Barbara Weinstein is a professor of Latin American and Caribbean history at New York University. Her research interests include race, gender, labor, and political economy, especially in relation to the making of modern Brazil.
Weinstein undertook postdoctoral fellowships from the National Endowment for the Humanities and the Fulbright Program. In 1998, she was awarded a Guggenheim Fellowship. In 2000, Weinstein joined the history faculty at the University of Maryland. There, she was director for the Center for Historical Studies at UMD and was senior editor for Hispanic American Historical Review. In 2007 Weinstein was president of the American Historical Association, and in 2010–2011 she was a Radcliffe Institute Fellow.
Weinstein has extensively studied the post-colonial roots of Brazil, particularly the progressive São Paulo region, racial identity, and wealth inequality. The São Paulo region first came to prosperity during the coffee boom of the mid-nineteenth century; the coffee plantations were initially worked by African and creole slaves, and later through the subsidized immigration of white European laborers. She describes the process by which the predominantly white upper class in the 1920s created a foundational myth for the success of the region, linking their culture to the enterprising spirit of the bandeirantes and the progressive attitudes of the abolitionists.

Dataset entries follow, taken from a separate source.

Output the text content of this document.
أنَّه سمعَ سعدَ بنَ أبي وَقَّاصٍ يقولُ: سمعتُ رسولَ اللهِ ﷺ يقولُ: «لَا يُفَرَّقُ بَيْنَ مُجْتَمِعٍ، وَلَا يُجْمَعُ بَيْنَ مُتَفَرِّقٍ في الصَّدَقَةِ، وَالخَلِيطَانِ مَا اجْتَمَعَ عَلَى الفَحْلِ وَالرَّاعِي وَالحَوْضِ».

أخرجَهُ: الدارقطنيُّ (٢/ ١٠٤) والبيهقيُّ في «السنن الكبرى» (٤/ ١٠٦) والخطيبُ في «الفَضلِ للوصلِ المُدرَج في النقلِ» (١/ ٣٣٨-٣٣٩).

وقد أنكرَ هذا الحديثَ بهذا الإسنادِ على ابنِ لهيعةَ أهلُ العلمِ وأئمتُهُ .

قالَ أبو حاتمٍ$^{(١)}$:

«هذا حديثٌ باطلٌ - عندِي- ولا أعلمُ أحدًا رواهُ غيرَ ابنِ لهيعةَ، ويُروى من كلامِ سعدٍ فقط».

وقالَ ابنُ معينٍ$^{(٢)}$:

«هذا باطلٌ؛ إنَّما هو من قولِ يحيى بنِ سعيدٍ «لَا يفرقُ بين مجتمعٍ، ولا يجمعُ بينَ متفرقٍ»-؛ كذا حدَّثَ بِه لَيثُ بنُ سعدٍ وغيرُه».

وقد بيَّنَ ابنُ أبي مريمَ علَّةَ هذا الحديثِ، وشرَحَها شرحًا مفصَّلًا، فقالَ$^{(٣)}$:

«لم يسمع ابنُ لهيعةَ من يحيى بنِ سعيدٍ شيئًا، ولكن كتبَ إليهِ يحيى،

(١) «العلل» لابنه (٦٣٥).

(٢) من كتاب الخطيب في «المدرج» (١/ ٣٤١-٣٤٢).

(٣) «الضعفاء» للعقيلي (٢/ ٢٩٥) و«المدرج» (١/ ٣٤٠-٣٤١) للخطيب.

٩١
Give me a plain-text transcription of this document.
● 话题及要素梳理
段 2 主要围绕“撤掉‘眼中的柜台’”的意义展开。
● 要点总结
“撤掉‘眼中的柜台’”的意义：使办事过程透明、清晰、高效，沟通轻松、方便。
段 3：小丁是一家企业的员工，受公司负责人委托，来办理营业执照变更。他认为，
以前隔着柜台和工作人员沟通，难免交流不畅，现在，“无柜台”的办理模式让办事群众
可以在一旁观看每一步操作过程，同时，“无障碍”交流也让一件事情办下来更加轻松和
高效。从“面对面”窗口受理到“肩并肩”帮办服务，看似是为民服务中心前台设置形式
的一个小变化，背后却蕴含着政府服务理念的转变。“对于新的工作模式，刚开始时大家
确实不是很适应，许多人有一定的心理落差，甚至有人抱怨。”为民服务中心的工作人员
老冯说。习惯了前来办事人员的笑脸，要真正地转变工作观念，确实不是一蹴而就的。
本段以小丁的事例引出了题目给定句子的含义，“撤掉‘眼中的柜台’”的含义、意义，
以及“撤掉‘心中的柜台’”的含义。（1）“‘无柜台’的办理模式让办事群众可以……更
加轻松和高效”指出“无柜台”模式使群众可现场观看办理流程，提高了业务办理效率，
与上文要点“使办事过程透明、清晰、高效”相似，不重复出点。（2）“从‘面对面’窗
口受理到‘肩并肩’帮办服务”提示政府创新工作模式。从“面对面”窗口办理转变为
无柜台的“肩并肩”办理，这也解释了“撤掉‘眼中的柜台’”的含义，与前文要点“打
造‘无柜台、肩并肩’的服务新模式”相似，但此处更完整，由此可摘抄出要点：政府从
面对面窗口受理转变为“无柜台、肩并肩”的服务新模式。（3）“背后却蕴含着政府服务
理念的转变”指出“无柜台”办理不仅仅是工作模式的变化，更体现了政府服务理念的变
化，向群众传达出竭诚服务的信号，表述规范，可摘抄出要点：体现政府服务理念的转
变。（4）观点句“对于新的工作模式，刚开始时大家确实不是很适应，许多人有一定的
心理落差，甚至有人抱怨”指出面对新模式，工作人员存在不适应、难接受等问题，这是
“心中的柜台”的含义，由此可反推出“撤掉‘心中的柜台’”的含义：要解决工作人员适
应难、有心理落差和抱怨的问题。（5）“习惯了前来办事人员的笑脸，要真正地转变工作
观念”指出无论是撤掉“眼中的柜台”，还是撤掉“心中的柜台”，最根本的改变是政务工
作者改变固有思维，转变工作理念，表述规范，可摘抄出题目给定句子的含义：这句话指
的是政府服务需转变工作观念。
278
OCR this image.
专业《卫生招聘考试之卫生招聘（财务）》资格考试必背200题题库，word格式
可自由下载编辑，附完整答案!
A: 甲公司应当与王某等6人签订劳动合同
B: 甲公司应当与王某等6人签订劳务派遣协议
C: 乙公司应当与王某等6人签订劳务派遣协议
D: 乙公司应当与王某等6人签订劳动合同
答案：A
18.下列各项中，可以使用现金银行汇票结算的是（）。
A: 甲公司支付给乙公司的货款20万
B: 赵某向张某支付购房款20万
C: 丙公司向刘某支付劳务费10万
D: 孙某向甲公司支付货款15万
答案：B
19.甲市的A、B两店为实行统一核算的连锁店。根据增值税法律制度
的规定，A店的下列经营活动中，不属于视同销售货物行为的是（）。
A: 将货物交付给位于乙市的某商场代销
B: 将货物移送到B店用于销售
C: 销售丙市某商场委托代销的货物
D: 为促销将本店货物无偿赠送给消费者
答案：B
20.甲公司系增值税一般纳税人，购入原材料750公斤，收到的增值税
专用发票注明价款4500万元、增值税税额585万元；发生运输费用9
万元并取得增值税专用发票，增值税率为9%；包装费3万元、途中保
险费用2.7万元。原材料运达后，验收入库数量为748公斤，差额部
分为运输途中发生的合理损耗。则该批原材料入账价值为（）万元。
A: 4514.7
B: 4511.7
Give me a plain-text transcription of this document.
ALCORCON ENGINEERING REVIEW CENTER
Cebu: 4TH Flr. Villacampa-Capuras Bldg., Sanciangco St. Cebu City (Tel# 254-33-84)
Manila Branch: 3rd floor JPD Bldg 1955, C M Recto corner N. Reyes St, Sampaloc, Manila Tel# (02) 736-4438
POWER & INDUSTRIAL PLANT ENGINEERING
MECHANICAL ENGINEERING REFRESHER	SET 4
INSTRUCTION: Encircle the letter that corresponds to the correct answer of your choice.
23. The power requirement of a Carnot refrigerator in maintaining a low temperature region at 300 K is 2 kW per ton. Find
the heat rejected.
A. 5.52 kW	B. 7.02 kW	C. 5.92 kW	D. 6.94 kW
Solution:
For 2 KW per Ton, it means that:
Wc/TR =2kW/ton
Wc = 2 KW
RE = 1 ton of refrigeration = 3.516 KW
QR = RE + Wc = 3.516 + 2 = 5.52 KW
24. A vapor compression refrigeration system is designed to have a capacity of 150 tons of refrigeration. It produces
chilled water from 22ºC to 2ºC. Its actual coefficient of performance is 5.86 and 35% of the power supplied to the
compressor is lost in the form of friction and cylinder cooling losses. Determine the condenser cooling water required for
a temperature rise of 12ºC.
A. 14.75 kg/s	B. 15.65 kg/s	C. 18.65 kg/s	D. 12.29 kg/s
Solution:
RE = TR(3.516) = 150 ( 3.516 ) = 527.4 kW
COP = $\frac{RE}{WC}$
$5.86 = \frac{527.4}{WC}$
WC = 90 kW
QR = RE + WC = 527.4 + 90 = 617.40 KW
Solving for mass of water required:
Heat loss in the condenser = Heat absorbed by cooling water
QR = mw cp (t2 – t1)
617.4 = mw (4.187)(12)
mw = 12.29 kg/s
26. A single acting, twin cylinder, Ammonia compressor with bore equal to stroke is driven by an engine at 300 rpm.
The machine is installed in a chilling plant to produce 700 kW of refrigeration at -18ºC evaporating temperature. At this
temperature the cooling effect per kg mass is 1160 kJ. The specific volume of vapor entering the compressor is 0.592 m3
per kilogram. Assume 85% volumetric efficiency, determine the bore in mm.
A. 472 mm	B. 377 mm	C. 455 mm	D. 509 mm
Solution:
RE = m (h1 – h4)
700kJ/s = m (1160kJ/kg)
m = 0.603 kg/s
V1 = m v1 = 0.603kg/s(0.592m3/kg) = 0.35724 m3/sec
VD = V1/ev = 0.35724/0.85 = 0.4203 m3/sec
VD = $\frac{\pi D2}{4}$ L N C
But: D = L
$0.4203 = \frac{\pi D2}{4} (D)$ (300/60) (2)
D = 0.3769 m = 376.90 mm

The cultural identity of the region was as "the shiny, modern engine pulling the nation forward", with the non-white indigenous peoples and former slaves relegated to the wayside of history. She notes the modern economic prominence of the region as an industrial center on the global scale as a contrast to its past as a labor-intensive agricultural economy, addressing the continued geographic wealth disparity from a neo-developmentalist standpoint.
In her inaugural address to the American Historical Association, Weinstein was sharply critical of post-9/11 changes to US entrance visa policies. She argued that increased barriers to foreign scholars to participate in workshops and conferences and accept positions in the United States represented a threat to academic freedom. She presented the cases of Waskar Ari, a recent graduate of Georgetown University who had been visiting family in Bolivia before joining the faculty at the University of Nebraska at Lincoln, and of Tariq Ramadan, a Swiss Islamic scholar who had been offered a position at the University of Notre Dame. Neither scholar's visa was approved. She argued that excluding historians with direct experience in rapidly changing areas was counterproductive from a security standpoint. Ari's visa was approved after two years.